The two women leaned against each other, even more embarrassed than, for a moment, was their visitor. They seemed to remember the voice, yet could not speak to much purpose for the beating of their scared pulses. But it is not easy for female self-love to be deceived. The boy had not changed so much in turning into man but that the face of an old love could resume its familiarity.
"'Tis Mr. Elliot," presently said Marguerite, addressing her sister in English. "Mr. Chevalier, the Centenier, told you of his return but yesterday when we went to the market at S. Helier. I admire to see him here so soon."
Rose advanced, with the restored self-possession of a lady on her own hearth, and gave the visitor her hand. "Welcome back to Jersey, Mr. Elliot. Time hath dealt kindly with you: you are almost grown to man's estate."
The young Scot flushed, somewhat angrily, at this equivocal compliment. "What Time hath done with me I cannot tell," said he, with less than his wonted ease, "save that nothing Time can do can avail to quench old feelings. This is the first liberty that I have had since we landed. I have used it to lay myself at your feet."
The ladies resumed their seats, motioning Tom to the place between them, just vacated by Le Gallais: and the talk soon ran into easier grooves.
"I have that to say," continued the page, "that may shake your spirits, fair ladies. What I have listened to this day it may cost me my ears to have heard. But," with an air of important resolution, "cost what it may, I will not nor cannot keep it from you."
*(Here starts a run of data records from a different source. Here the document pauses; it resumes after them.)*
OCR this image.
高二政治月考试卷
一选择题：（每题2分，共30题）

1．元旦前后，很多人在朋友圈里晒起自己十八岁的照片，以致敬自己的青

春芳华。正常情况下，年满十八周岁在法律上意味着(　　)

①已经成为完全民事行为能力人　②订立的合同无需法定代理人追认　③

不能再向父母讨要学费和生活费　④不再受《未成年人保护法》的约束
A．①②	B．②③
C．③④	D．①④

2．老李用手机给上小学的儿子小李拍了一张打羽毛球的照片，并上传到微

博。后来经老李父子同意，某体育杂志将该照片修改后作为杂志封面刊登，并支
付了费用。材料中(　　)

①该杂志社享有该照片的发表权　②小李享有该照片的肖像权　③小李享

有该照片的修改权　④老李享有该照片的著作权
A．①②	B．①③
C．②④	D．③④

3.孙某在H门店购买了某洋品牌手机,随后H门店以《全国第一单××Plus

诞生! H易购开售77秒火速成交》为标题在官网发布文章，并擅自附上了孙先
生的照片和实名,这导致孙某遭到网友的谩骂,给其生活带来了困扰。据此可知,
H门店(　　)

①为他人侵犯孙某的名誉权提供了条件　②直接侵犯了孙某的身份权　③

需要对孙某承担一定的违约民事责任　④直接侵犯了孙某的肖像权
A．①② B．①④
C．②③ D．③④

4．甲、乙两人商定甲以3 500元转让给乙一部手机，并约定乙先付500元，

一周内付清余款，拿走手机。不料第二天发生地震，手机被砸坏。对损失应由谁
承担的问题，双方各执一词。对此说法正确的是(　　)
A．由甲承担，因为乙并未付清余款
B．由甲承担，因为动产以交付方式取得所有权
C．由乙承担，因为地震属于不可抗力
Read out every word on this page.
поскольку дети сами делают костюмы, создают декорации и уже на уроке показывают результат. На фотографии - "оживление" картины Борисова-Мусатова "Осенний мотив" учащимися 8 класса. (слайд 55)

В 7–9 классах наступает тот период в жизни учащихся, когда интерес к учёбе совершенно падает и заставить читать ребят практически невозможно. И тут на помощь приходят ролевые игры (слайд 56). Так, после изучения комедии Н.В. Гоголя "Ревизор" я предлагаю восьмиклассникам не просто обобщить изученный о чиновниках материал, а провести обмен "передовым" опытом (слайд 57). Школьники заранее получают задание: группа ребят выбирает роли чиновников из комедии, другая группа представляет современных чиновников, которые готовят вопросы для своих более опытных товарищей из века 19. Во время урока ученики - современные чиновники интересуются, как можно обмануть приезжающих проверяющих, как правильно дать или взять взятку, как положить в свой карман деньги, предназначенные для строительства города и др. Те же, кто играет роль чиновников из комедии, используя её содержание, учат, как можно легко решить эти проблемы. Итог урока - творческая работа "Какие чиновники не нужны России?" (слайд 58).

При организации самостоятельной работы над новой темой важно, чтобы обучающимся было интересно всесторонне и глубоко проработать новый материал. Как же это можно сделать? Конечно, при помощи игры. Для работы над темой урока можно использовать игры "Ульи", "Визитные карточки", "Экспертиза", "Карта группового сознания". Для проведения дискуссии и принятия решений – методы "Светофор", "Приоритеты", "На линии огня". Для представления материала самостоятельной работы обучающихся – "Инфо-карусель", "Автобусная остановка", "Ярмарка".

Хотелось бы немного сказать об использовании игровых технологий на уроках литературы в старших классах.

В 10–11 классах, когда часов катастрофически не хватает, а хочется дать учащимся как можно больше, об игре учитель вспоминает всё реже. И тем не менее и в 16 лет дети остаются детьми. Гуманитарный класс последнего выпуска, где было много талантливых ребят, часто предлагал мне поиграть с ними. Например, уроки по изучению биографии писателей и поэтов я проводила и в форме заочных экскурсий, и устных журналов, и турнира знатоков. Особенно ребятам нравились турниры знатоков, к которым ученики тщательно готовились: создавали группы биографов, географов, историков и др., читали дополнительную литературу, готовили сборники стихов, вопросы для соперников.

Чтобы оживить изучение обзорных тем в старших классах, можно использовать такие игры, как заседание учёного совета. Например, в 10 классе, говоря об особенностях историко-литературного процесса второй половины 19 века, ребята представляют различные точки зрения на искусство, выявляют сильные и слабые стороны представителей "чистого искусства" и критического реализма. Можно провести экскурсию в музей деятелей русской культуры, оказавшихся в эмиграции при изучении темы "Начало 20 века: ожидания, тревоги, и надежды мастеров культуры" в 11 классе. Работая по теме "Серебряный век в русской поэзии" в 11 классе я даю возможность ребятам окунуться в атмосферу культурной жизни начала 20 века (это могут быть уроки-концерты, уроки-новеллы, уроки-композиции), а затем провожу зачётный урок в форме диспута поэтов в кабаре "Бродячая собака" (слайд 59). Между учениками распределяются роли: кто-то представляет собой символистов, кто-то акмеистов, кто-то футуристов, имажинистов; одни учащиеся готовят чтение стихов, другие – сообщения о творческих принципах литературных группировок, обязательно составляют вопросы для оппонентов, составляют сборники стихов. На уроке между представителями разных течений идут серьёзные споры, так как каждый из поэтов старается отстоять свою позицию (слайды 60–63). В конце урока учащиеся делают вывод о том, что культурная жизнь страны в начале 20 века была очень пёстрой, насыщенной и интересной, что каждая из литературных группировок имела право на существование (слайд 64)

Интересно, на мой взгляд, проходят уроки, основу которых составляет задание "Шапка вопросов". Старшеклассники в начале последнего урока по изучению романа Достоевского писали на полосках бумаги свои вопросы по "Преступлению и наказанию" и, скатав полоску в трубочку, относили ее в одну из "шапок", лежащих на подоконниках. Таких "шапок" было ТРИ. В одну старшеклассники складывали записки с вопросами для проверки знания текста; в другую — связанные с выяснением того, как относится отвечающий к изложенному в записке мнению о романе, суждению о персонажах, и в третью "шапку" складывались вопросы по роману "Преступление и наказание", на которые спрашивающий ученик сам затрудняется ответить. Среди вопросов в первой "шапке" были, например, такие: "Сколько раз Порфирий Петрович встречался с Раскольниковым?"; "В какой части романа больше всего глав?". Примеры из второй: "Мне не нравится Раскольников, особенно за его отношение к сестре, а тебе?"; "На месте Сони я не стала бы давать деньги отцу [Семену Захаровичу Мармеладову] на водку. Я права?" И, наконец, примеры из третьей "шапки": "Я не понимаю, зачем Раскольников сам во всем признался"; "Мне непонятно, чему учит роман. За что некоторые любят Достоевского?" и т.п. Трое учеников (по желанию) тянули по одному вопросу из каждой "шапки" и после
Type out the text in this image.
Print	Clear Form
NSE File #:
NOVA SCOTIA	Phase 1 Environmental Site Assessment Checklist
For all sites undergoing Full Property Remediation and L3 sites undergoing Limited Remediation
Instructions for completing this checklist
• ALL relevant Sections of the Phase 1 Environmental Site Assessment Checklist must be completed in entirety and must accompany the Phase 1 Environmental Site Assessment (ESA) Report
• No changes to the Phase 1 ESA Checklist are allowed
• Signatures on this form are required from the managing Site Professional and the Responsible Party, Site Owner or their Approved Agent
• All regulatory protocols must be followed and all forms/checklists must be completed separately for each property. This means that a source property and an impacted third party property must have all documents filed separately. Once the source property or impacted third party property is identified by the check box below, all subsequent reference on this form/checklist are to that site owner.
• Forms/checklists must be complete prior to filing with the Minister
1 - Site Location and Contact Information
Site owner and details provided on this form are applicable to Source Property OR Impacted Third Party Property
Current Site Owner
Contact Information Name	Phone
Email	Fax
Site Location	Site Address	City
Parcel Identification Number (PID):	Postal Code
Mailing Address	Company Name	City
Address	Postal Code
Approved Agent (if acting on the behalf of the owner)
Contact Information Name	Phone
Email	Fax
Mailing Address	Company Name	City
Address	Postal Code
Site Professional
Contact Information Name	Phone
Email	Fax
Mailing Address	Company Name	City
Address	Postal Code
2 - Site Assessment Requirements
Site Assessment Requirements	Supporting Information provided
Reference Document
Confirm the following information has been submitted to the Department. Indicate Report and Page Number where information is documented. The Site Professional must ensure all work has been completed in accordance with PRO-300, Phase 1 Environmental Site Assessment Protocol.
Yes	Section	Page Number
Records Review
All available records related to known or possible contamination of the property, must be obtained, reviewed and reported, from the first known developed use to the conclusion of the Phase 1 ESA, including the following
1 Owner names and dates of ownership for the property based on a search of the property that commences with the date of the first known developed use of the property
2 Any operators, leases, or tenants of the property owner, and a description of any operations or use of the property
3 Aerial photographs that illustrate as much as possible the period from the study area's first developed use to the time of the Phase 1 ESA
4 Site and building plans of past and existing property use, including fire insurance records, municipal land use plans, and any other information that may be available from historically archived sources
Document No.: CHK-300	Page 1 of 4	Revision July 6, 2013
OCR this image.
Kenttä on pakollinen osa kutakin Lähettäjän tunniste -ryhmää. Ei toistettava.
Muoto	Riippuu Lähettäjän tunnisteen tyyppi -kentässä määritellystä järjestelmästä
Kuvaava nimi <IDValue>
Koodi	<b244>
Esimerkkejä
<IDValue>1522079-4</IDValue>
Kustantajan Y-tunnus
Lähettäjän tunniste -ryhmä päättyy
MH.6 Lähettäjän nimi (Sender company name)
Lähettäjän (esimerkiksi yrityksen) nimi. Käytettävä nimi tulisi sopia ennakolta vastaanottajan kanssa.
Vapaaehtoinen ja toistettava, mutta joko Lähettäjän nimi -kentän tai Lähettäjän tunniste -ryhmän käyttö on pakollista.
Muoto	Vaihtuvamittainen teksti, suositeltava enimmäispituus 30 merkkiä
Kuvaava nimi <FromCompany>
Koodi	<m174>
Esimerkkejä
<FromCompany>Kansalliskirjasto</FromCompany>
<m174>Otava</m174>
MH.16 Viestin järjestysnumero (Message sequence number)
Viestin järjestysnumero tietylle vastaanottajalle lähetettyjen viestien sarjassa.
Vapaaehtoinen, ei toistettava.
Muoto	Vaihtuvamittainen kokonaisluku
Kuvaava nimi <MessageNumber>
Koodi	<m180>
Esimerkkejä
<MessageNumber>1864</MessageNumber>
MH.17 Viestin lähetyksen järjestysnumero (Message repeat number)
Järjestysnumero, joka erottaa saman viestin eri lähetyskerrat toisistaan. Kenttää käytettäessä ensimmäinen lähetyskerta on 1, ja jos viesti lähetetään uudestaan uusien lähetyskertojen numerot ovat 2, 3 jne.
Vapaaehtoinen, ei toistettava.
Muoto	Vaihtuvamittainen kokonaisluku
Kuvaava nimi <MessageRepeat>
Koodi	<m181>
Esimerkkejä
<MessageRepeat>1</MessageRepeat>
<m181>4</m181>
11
"A groat for your tidings," replied Rose, "we poor women hear none in this remote corner. But is it a secret? Women may keep one," she added, looking at the panel that had closed on Le Gallais, "but walls have ears: and so have you, as yet such as they are, which I would not have you sacrifice in our cause. If therefore your news be dangerous, think not of our curiosity, and give the matter no vent."
Elliot was a scamp, no doubt, yet he could not but be moved by this thoughtful speech of a woman who could decline a secret. But he had come too far, laden with a burden that he would fain lay down. So long as he kept to himself what he had heard in the King's chamber he might be doing his duty to Charles. But Charles had insulted him and his nation. Marguerite de St. Martin was his first love, the welfare of herself and her sister was at stake; he had trudged, four miles and more through the mire of steep and devious lanes to tell them; was he to leave them unwarned? Love and Duty fought their old battle, and with the old result—Love conquered and the secret was told. He had not, it is true, heard the full purport of the Secretary's grave words or of Charles' light replies: but what he had caught, tallying with the Chaplain's disclosures of an earlier hour, had led him to conclude that there was a villainous plot on foot, of which the King did not seem to approve, and which therefore might be made known to those interested without real breach of faith. What he knew he told, and eked it out with what he could but conjecture.
The conference lasted long. While it was confined to the designs of the French, on which the short gusts of the Lieutenant-Governor's stormy impatience had thrown a transient gleam of lurid light, the ladies were all attention. When the page began to talk of the King's loyal resolves and of what great things he would do, they gave less heed. It seemed to them that Charles Stuart was all too young, too much bound to his mother, to be trusted in an affair wherein her favourite took an interest. Tom pleaded his master's cause with the zeal of one who felt himself to have done that master some wrong; but he pleaded in vain. Little did the Jersey ladies care who might bear rule in the British islands; their chief care was for what would affect Jersey, and—above all men and things of Jersey—their dear Michael, now in exile.
It had long grown dusk, and Tom knew that he was absent without leave. His visit must be cut short. If he glanced significantly at Marguerite as he bent over Rose's hand, if he hoped that Marguerite would follow him to the door and allow an integration of former toys, he was only building on a precocious knowledge of the sex. "I will but lock the door after Mr. Elliot," said she to Rose, in patois, "be tranquil, my sister, he is but an infant."